The report found out that during the day, the highest point of occupancy is at midday, with the highest point in the week being mid-week – usually Tuesdays or Wednesdays – with bed usage falling at weekends. The average occupancy for beds at mid-week is 88%. This high occupancy rate may seem startling, but the fact is that most trusts are over 90% occupied for at least 48 weeks a year.
If we’re looking at the whole year, there is usually a big dip in usage during holidays such as Christmas, generally followed by a peak in the days immediately after the festive period. Winter in general can be busy in terms of bed usage, especially when considering the effects that the cold months can have on elderly patients. During the winter, it was found that 68 trusts in the UK have more than 95% occupancy.
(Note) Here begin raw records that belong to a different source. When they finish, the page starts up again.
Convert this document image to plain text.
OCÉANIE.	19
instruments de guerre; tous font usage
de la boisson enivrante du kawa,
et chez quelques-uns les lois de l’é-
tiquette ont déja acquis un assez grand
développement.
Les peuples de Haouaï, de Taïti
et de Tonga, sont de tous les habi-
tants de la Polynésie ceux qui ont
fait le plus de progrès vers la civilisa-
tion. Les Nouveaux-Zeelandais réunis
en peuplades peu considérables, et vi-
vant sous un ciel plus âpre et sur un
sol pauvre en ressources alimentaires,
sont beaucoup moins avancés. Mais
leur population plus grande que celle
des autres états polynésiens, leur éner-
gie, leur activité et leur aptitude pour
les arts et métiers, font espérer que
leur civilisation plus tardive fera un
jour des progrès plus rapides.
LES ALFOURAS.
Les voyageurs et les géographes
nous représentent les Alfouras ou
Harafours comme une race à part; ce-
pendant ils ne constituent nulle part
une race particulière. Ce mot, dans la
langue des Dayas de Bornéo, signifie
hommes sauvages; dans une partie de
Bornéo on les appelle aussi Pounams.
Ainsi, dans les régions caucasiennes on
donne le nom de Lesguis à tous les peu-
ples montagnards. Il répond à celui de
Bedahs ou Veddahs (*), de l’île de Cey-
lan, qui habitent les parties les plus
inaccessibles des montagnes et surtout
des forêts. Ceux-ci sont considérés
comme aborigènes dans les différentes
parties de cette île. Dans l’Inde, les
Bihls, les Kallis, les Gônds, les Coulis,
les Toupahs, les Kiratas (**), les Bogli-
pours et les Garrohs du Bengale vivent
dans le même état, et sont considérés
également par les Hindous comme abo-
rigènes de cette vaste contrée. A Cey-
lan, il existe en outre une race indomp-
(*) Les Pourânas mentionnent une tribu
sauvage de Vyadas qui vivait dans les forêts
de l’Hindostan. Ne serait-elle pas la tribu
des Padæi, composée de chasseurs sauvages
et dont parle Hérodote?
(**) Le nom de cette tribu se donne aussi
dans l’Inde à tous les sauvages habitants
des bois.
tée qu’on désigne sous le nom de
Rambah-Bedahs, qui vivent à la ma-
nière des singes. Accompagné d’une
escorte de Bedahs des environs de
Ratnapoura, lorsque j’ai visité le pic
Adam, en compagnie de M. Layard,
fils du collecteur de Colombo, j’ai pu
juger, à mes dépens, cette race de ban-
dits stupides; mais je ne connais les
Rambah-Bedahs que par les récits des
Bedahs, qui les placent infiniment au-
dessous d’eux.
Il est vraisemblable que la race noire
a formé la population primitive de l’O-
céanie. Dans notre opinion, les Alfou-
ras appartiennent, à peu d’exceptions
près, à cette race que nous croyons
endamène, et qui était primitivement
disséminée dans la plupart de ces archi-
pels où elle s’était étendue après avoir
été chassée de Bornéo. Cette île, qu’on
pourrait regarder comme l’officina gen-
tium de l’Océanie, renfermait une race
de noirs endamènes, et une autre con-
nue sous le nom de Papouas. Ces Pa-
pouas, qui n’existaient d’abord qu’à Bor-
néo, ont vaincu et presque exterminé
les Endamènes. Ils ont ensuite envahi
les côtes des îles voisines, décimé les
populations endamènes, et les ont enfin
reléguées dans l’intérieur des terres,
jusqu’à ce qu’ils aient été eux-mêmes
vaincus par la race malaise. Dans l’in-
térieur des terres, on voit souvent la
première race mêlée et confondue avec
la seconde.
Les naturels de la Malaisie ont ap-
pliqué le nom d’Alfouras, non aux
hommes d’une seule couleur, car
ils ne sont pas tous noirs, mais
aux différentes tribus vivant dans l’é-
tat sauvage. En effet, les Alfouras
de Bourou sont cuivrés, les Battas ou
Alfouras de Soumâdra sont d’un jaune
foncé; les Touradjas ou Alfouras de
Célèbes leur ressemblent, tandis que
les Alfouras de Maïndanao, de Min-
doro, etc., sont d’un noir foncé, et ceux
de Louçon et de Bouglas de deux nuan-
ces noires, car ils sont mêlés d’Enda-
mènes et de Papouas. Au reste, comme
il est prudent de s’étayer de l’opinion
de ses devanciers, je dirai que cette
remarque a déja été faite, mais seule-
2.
So what do all these facts and figures mean? Basically, when looking at patient care, hospitals start to struggle when occupancy gets above 85%. The resources become more strained, staff get spread too thinly, and the quality of the care they are able to provide is inevitably reduced. As most trusts are 90% occupied for the vast majority of the year – and as this rises even more during the winter months – this is an area that definitely needs to be looked at more closely.
The problem, however, only seems to be getting worse. The Hospital Guide has found that over the last 5 years, emergency admissions – especially of frail and elderly patients – have increased, resulting in 10,000 extra beds being needed in order to cope with the rising intake. This amount of beds equates to two complete hospitals.
While, in general, hospital beds have decreased in number over the past quarter of a century (by a third), the rising admissions are putting a huge strain on resources and the quality of care. In order to combat this, trusts need to integrate with social care and work with community services in order to try and keep unnecessary admissions down and occupancy rates lower.